Pundits' analysis of playing style 'flawed' says Down boss Paddy Tally

New Down boss Paddy Tally says he won’t be paying attention to pundits’ opinions as he gears up for his first year in charge of the Mourne County. Picture by Philip Fitzpatrick
Neil Loughran

DOWN boss Paddy Tally has branded criticism of his teams' playing style as “flawed” – and insists he won’t be paying attention to pundits’ opinions as he gears up for his first year in charge of the Mourne County.

The Galbally native was named as Eamonn Burns’s successor at the end of August, having been involved with All-Ireland semi-finalists Galway prior to their Championship exit at the hands of eventual champions Dublin.

Despite an impressive resume, which includes leading St Mary’s University College to an unlikely Sigerson Cup triumph in 2017, Tally found himself in the crosshairs of RTE pundits Joe Brolly and Colm O’Rourke earlier this year – with both lamenting the “defensive” style of play deployed by the Tribesmen.

The level of scrutiny is likely to be even greater now that he will be wearing the bainisteoir's bib but Tally, whose Down side begin their Dr McKenna Cup campaign on December 30, feels it would be “weak” for him to pay attention to comments from outside the camp.

“I don’t really pass any remarks on it to be honest with you, I never did,” said Tally, who was part of James McCartan’s management team during Down’s run to the 2010 All-Ireland final.

“If you lived your life and were influenced too much by what people think about you or say about you in terms of football, you wouldn’t do an awful lot.

“With regards to the way the football team plays, the key is probably winning games. Ultimately that is the ambition of every player who puts on a jersey, to be successful in that team.

“Now, if it doesn’t suit somebody’s palette, I can do nothing about that. All I can do is put a system in place that is the best for this particular team.

“Galway played a certain way and, as much as we were tight at the back, we were also very good up front as well. It’s trying to get that balance right and I think every team does that – that’s no different than what’s happening all over Ireland.

“I think it’s… I wouldn’t say it’s weak analysis, but certainly it’s flawed in a lot of ways.

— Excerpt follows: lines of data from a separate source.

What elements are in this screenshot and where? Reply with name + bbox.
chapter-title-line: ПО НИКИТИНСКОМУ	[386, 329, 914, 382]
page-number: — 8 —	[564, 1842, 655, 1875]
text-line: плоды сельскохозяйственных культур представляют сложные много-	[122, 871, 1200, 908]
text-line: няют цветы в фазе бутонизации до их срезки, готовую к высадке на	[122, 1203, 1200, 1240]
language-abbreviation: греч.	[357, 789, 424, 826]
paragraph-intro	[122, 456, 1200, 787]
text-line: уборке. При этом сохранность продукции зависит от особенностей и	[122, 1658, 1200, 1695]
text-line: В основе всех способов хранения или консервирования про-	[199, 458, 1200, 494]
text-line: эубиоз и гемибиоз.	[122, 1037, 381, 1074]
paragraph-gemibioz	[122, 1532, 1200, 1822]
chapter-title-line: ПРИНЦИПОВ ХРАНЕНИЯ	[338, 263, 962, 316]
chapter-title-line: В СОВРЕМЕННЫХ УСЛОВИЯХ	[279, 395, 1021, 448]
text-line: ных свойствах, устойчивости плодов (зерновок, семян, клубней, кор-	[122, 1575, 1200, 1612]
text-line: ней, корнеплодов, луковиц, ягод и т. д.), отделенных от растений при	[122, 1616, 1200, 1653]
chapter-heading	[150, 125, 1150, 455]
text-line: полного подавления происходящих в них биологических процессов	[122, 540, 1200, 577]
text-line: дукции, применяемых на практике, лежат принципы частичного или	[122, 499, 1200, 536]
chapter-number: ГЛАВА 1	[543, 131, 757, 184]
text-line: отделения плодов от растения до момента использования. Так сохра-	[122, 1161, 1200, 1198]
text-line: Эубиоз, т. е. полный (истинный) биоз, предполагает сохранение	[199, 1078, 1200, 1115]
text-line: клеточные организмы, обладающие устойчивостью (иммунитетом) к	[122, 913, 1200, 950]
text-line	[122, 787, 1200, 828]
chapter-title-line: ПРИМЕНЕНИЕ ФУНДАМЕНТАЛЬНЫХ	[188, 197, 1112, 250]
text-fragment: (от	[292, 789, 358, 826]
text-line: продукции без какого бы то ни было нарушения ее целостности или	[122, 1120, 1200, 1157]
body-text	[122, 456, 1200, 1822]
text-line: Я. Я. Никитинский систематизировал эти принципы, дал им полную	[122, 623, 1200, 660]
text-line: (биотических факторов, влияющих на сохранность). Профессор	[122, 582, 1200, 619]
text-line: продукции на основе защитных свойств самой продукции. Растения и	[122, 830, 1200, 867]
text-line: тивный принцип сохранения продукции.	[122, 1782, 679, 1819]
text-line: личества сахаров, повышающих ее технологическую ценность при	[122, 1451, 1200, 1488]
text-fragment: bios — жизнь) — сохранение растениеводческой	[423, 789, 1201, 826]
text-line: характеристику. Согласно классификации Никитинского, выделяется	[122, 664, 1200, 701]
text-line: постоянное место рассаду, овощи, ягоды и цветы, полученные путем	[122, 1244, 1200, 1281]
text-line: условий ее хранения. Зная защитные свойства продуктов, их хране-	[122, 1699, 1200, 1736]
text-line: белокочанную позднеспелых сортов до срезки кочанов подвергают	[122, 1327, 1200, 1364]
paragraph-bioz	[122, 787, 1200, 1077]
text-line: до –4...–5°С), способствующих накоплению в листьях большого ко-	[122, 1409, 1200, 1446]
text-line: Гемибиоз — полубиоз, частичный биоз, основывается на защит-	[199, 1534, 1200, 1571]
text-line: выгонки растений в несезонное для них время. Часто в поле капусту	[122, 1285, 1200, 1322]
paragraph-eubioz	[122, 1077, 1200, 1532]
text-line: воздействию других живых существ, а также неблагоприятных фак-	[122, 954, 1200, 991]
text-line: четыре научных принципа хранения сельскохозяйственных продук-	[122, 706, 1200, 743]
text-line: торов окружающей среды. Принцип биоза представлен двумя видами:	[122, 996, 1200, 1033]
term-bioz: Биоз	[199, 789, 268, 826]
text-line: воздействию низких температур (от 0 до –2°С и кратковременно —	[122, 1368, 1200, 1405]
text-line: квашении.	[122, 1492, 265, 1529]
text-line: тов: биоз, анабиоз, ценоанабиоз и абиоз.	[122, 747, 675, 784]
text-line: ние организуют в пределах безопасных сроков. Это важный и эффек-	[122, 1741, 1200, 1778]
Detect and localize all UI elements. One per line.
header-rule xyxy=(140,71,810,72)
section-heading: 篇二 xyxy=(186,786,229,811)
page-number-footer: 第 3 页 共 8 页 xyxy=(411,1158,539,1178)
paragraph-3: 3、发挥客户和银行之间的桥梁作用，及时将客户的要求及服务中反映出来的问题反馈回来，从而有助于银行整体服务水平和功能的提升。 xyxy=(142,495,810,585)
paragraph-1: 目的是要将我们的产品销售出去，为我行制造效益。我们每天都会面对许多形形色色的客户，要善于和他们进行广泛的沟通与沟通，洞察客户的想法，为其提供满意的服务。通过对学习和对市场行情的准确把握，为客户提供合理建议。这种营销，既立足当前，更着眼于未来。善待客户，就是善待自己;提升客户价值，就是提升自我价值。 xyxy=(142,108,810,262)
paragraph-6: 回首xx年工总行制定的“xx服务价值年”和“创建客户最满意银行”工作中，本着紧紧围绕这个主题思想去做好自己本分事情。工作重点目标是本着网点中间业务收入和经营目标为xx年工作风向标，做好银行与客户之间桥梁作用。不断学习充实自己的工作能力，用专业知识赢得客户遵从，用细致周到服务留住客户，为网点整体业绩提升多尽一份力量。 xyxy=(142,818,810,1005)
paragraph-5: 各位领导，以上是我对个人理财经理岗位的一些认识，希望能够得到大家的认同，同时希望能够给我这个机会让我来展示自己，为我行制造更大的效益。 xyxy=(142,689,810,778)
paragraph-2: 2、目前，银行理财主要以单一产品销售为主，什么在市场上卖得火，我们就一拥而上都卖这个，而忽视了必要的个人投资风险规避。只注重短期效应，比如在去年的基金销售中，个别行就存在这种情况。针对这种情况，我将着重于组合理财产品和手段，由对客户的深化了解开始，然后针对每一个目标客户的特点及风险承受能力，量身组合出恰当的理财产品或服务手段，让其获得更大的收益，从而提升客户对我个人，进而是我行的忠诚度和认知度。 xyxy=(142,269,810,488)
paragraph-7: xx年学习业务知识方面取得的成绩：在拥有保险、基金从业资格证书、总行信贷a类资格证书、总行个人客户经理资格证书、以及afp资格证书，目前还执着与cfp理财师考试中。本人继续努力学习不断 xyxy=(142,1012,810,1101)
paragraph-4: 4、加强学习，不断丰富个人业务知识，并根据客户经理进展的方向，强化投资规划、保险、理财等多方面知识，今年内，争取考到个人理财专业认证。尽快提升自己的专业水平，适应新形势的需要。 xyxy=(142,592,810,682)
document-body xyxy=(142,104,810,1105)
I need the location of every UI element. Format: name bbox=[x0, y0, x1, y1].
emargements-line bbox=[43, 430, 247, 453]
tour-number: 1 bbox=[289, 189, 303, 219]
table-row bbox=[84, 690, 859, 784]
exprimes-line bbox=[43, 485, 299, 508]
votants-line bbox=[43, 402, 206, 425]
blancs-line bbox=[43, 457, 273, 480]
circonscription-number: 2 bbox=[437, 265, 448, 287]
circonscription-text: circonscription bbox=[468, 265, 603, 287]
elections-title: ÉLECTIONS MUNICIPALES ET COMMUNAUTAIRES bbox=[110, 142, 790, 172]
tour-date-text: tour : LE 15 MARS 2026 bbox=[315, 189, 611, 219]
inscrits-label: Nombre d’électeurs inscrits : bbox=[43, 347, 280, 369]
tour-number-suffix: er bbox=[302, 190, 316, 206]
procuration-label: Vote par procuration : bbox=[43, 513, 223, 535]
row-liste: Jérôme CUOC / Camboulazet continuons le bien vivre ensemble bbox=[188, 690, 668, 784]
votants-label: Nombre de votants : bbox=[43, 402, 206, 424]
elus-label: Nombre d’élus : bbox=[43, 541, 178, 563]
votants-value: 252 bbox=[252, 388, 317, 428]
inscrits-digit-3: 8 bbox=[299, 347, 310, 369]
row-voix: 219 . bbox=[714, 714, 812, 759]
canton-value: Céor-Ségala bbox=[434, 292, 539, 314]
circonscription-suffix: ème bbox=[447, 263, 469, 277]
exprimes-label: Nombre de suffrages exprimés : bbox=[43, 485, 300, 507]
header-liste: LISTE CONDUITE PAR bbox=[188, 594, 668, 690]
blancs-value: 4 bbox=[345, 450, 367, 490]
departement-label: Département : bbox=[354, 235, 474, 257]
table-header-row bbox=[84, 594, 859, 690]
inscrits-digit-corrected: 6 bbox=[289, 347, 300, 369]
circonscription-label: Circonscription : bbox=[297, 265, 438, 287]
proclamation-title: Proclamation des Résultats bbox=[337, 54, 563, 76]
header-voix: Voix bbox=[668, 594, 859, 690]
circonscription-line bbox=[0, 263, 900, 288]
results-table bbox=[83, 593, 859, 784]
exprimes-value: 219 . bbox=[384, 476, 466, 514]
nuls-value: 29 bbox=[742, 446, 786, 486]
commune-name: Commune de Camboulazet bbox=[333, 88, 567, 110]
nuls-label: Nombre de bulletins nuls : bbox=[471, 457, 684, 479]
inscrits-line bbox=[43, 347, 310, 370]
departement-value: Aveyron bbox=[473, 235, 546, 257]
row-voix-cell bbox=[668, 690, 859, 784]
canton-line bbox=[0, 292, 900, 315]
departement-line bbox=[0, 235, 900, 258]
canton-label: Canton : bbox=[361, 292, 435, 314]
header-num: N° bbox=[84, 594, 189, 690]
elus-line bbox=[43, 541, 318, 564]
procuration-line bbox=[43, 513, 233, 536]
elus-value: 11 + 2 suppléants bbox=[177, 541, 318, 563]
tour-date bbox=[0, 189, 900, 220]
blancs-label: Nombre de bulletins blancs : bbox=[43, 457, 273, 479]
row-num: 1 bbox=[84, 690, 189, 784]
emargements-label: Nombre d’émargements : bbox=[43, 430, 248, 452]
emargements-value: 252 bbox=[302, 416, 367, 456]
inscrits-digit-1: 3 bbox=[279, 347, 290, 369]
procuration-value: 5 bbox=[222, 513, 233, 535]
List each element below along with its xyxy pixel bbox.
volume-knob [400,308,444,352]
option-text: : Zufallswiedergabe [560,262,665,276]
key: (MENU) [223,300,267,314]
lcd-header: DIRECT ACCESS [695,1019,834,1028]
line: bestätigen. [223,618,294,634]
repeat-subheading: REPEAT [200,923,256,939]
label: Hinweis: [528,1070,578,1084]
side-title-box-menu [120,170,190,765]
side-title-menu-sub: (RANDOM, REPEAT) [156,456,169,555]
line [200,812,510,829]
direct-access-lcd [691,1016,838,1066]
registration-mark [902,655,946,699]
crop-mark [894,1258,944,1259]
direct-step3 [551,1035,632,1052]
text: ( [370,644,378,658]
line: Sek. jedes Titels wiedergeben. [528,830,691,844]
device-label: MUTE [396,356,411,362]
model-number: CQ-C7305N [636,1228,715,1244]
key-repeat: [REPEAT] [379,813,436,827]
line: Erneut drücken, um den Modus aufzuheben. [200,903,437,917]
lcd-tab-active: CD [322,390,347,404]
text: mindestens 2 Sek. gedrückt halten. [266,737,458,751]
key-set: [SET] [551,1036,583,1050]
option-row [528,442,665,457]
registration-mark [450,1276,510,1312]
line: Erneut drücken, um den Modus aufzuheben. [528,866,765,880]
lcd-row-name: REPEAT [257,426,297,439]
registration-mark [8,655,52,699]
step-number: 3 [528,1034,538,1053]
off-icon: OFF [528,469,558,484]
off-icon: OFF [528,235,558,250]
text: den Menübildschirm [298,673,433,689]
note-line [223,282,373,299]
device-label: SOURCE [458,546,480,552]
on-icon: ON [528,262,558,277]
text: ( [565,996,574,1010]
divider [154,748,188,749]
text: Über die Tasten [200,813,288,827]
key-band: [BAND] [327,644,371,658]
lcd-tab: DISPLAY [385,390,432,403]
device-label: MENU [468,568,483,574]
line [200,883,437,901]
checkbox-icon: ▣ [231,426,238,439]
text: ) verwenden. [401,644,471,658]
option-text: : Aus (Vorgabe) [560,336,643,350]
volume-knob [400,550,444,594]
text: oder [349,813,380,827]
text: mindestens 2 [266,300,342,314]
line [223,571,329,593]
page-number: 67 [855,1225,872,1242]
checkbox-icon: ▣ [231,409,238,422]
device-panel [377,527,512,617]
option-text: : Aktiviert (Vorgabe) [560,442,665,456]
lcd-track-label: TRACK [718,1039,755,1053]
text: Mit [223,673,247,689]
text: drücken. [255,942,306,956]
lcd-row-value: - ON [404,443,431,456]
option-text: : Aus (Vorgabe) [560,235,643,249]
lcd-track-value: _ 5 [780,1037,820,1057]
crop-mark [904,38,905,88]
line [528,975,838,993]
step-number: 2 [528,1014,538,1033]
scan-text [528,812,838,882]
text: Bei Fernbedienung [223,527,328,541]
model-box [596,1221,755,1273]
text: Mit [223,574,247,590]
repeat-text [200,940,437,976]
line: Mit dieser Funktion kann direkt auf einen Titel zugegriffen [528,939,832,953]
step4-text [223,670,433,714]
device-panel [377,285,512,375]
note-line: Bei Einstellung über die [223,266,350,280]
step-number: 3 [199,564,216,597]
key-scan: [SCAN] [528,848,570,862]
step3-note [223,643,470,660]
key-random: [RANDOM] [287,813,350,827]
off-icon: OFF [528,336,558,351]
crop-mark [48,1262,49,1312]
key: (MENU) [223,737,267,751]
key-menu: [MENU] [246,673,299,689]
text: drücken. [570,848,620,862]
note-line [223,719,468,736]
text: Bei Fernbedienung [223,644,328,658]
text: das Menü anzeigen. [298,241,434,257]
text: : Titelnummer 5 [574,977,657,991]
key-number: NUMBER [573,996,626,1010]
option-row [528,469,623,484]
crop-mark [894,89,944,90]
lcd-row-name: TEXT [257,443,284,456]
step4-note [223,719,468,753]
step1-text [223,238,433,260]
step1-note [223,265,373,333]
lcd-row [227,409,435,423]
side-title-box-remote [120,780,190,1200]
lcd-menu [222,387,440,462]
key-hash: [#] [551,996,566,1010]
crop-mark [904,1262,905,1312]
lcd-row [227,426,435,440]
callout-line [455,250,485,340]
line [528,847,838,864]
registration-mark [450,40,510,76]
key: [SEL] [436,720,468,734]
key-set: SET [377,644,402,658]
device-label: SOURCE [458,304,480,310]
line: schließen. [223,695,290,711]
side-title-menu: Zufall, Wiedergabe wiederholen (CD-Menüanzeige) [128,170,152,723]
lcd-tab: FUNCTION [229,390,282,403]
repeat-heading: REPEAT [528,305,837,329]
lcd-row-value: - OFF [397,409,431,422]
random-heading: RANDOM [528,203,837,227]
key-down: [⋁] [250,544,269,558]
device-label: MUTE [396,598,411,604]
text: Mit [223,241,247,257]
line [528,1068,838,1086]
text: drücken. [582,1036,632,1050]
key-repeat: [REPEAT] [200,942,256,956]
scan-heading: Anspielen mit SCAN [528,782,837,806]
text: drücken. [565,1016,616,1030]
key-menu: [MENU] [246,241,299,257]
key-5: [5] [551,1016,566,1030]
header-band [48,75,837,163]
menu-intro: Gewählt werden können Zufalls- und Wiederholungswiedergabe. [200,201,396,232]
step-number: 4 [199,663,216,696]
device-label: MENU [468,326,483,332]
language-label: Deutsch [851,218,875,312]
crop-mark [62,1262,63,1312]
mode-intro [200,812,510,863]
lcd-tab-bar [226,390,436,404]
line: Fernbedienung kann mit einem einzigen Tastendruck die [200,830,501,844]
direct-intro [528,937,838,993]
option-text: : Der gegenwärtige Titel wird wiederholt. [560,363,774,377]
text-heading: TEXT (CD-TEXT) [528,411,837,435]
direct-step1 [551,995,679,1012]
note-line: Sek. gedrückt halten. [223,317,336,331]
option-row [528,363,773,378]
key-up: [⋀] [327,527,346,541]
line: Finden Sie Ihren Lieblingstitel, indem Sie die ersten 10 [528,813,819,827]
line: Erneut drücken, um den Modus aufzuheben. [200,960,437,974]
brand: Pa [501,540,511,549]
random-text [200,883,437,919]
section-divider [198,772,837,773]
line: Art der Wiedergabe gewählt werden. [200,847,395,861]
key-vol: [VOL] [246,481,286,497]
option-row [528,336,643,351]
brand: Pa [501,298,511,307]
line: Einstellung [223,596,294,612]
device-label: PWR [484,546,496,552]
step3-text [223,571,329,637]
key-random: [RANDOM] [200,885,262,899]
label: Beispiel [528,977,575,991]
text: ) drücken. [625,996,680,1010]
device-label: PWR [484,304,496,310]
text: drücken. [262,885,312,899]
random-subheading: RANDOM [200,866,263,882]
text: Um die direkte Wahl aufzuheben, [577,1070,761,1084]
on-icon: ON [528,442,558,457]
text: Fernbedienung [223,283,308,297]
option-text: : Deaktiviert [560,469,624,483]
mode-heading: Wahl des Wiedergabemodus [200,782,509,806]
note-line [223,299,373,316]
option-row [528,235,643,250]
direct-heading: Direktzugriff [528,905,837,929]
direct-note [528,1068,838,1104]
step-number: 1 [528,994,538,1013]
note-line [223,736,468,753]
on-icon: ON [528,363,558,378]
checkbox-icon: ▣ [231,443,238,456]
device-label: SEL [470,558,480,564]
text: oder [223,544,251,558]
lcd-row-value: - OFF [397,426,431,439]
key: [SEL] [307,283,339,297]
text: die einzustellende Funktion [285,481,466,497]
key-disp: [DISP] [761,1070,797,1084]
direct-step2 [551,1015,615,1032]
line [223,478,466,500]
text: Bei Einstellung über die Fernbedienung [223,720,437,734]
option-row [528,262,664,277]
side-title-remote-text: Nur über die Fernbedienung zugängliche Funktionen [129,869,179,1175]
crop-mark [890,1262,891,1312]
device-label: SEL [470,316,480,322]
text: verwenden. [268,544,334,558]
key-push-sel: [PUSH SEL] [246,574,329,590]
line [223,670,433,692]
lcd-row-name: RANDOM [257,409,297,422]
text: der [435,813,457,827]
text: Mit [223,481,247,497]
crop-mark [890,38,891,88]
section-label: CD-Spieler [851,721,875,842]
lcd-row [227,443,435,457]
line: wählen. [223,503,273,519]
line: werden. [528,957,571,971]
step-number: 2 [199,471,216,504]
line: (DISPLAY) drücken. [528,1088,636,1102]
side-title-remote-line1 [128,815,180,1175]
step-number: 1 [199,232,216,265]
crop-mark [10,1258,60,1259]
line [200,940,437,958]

Anybody that really analyses sport in depth and really puts their time into it will see that there’s a way to win games and be successful, and you have to follow what’s best for you.

“It’d be quite weak of me to organise a team, or to coach a team, to satisfy a pundit, or a number of pundits. That wouldn’t be the way forward.”

And although the notion of ‘the Down Way’ of playing still exists in some quarters, Tally says it is his intention to cut his cloth to suit.

“I don’t know what the ‘Down Way’ was,” he continued.

“All I know is when I grew up, Down was a team that had won three All-Irelands and then they won another two in the early ’90s. In Tyrone we grew up looking up to Down because we hadn’t won any.

“Things have changed obviously since ’94. We had a good run in 2010, we came close again, but now the people in Down just want Down to do well again.

“If you can go out and play a lovely brand of football that’s exciting and entertaining, brilliant, but I think ultimately people will settle for winning, and they’ll settle for success and progression.”


DOWN boss Paddy Tally is resigned to being without full-back Gerard McGovern next year.

The Burren full-back opted off the panel back in February and has since relocated to Australia.

Hopes were high within the county that he might return for the 2019 campaign, but Tally has confirmed that won’t be the case.

And McGovern is not the only key man set to spend time Down Under next year, with Australia-bound half-forward Shay Millar also opting off the panel.

Meanwhile, the experienced Kevin McKernan could be held in reserve until the start of the National League after picking up a shoulder injury during Burren’s Ulster Championship exit to Scotstown last month.